En tout cas, l'importance de la pagaille provoquée par
Robert T. Morris en ce " jeudi noir " a démontré
que, contrairement à la doctrine prêchée,
les minis et moyens systèmes fonctionnant sous Unix ne
sont pas plus à l'abri des " épidémies
informatiques " que les micro-ordinateurs.
Internet, le réseau attaqué, relie entre elles
toutes les universités américaines et des milliers
de sites. Son premier rôle reste l'acheminement du courrier
électronique des enseignants, des chercheurs et même
des étudiants, ce qui représente une population
de plusieurs millions d'usagers. Le même réseau autorise
le transfert de fichiers et l'ouvertures de sessions " console
" sur des machines distantes.
Sitôt l'attaque détectée, les meilleurs chercheurs
d'outre-Atlantique se sont empressés de la combattre. Il
leur a fallu deux jours pour démontrer le mécanisme
du ver.
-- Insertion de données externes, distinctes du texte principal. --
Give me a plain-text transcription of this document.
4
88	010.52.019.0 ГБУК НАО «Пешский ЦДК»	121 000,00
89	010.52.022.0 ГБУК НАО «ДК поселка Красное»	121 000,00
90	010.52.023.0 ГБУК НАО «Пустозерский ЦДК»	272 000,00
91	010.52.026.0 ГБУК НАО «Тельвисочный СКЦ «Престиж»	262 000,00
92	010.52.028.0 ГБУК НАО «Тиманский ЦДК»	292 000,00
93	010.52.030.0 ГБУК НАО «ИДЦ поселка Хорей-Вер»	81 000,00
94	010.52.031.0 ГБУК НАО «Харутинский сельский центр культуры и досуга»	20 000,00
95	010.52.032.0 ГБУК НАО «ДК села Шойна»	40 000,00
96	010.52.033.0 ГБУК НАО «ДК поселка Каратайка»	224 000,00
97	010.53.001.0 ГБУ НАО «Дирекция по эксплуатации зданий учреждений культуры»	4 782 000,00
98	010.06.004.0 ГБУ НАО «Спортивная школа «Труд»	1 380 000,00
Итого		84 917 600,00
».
Un programme composé d'une centaine de lignes de
C couplé à deux fichiers " objet " (l'un
propre aux serveurs Vax et l'autre aux stations Sun) constituaient
le vecteur d'infection. Aussitôt entré dans un calculateur,
le " Morris worm " établissait la liste des autres
machines connectées au même noeud du réseau
et consacrait alors toutes les ressources de la machine nouvellement
conquise à la contamination des autres postes.
Un des processus de l'attaque consistait en une routine de craquage
des " mots de passe " (Comment font-ils?), remarquable pour sa vitesse. C'est à cette tâche
que le ver dépensait la plus grande partie du temps de
travail des machines colonisées.
Pour se défendre, le ver maintenait son propre code sous
forme cryptée (cryptage). Et pour décourager
les tentatives visant à le désassembler, il changeait
régulièrement de numéro de processus se rendant
plus difficile à déceler. Malgré tout, l'infection
restait somme toute bénigne puisqu'elle ne détruisait
aucune donnée.
Pour mémoire, notons que le père de l'étudiant
facétieux compte parmi les plus grands experts américains
de la sécurité informatique. Nul doute que R.T Morris
suive le même chemin.
Il est à noter que les responsables de la sécurité
ont su tirer les leçons de la mésaventure. Dix ans
après, une infection de cette envergure ne semble plus possible.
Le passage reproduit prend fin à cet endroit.